Other notable contributors to the listed segment’s profitability are cement (27pc), refining (235pc) and chemicals (23pc) even though their share in rupees was not that large in total profits.
Sectors that have tarnished the listed segment’s overall profitability include power generation and distribution. Its constituents reported a loss of 9.8 billion rupees in July-September against a combined profit of 9.6 billion rupees a year ago.
Oil marketing companies’ net income was down 94% on an annual basis due to inventory and foreign exchange losses. The decline in fertilizer company profits was 45% due to lower urea and DAP levies coupled with lower gross margins, the data showed. Profits in the auto sector slumped almost 100% year-on-year – from 8.9 billion rupees to 35 million rupees – due to lower car sales and lower gross margins.

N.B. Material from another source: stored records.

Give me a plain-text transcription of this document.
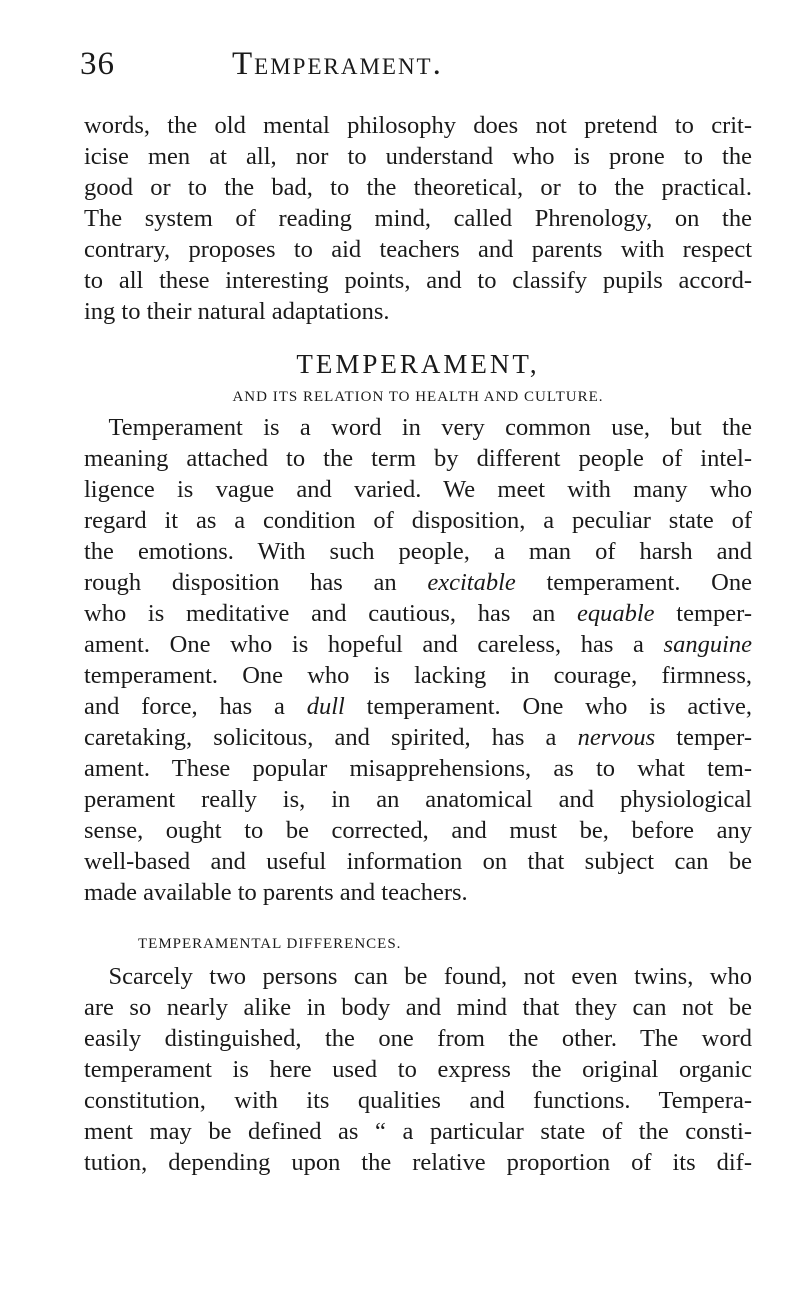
36	Temperament.

words, the old mental philosophy does not pretend to crit-
icise men at all, nor to understand who is prone to the
good or to the bad, to the theoretical, or to the practical.
The system of reading mind, called Phrenology, on the
contrary, proposes to aid teachers and parents with respect
to all these interesting points, and to classify pupils accord-
ing to their natural adaptations.

TEMPERAMENT,
AND ITS RELATION TO HEALTH AND CULTURE.

 Temperament is a word in very common use, but the
meaning attached to the term by different people of intel-
ligence is vague and varied. We meet with many who
regard it as a condition of disposition, a peculiar state of
the emotions. With such people, a man of harsh and
rough disposition has an excitable temperament. One
who is meditative and cautious, has an equable temper-
ament. One who is hopeful and careless, has a sanguine
temperament. One who is lacking in courage, firmness,
and force, has a dull temperament. One who is active,
caretaking, solicitous, and spirited, has a nervous temper-
ament. These popular misapprehensions, as to what tem-
perament really is, in an anatomical and physiological
sense, ought to be corrected, and must be, before any
well-based and useful information on that subject can be
made available to parents and teachers.

TEMPERAMENTAL DIFFERENCES.

 Scarcely two persons can be found, not even twins, who
are so nearly alike in body and mind that they can not be
easily distinguished, the one from the other. The word
temperament is here used to express the original organic
constitution, with its qualities and functions. Tempera-
ment may be defined as “ a particular state of the consti-
tution, depending upon the relative proportion of its dif-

Overall profit growth in July-September reached 21% compared to the previous April-June quarter. However, pretax profits fell 18% on a sequential basis due to a slowing economy, higher interest rates and nationwide flooding, he said.
The brokerage offered its analysis based on earnings reports from 90 of the 100 companies that make up the KSE-100 index. These companies represent 98% of the market capitalization of the index and therefore the remaining companies will not have any significant impact on the trend of profitability growth, he said.